The sporangial or aethalial phase of this slime mould is spherical, elongate or globular, 50 to 80 mm, and is at first highly glutinous in appearance, resembling small slug eggs. Later a smooth white and silvery surface develops, which eventually splits to expose a brown spore mass beneath. An aethalium is a term relating to slime moulds, referring to the relatively big, plump, pillow-shaped fruiting body, formed by the aggregation of plasmodia into a single functional body.
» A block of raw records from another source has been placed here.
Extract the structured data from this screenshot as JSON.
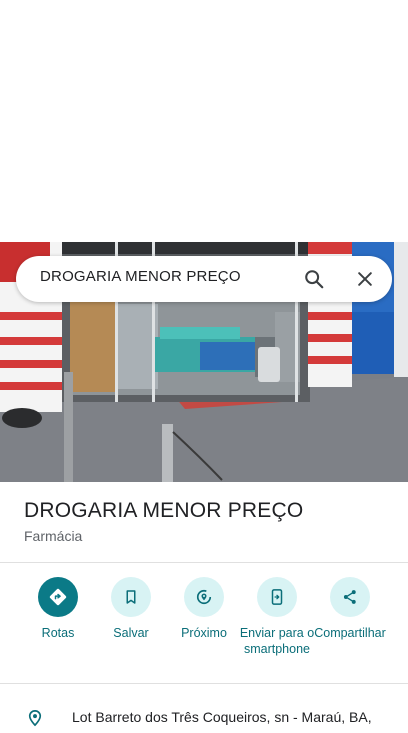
{
  "search": {
    "query": "DROGARIA MENOR PREÇO",
    "search_icon": "search-icon",
    "close_icon": "close-icon"
  },
  "place": {
    "name": "DROGARIA MENOR PREÇO",
    "category": "Farmácia"
  },
  "actions": [
    {
      "label": "Rotas",
      "icon": "directions-icon"
    },
    {
      "label": "Salvar",
      "icon": "bookmark-icon"
    },
    {
      "label": "Próximo",
      "icon": "nearby-icon"
    },
    {
      "label": "Enviar para o smartphone",
      "icon": "send-to-phone-icon"
    },
    {
      "label": "Compartilhar",
      "icon": "share-icon"
    }
  ],
  "address": {
    "text": "Lot Barreto dos Três Coqueiros, sn - Maraú, BA,",
    "icon": "location-pin-icon"
  },
  "colors": {
    "accent": "#0b7a87",
    "accent_light": "#d8f3f4",
    "text_primary": "#202124",
    "text_secondary": "#5f6368"
  }
}
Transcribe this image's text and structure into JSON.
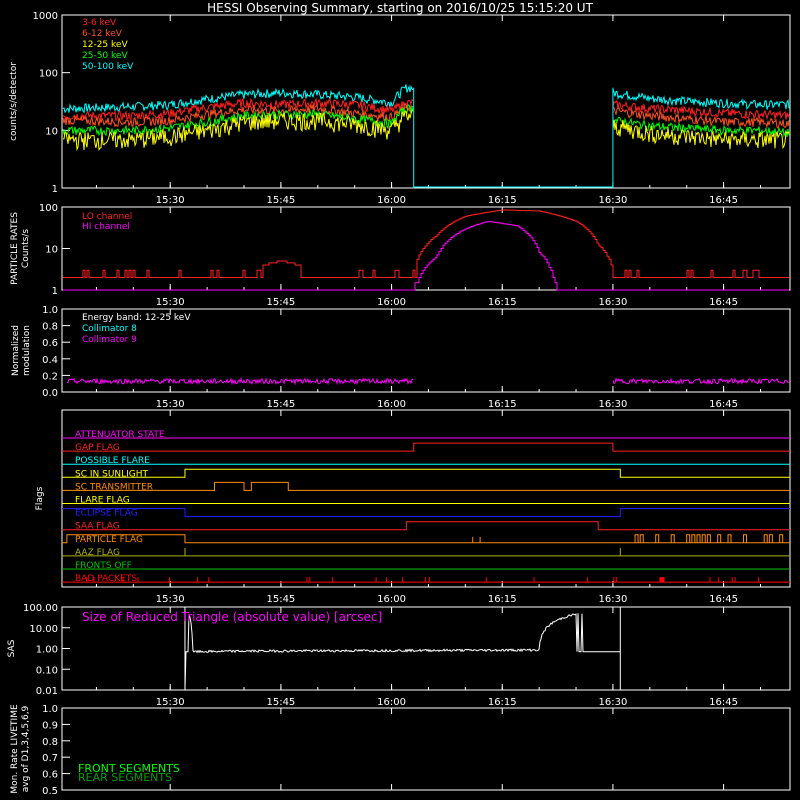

The term comes from the Greek for thick smoke or soot; so named from the smokelike spores.

===Spores===
The spores are brown, subglobose or ovoid, punctate (spotted), 5–7 μm in size and dispersed by wind and rain until only a few delicate threads of the sporangium remain, resembling soft foam padding.

====Insect associates====
A slime mould fly, Epicypta testata, is known to lay its eggs within the spore mass and puparia can be seen with their tips protruding. The adult fly lays its eggs within the plasmodial phase, feeding upon it. The larval phase then hatches as worm-like larvae that pupate and then hatch, carrying and dispersing some of the spores which have stuck to them.

==Edibility==
Though not generally considered edible, E. lycoperdon is not toxic. In Veracruz, Mexico, the very young aethalia are collected, fried, and eaten.

==Folklore==
E. lycoperdon is named "caca de luna" or "Moon's excrement" by the locals in the state of Veracruz in Mexico.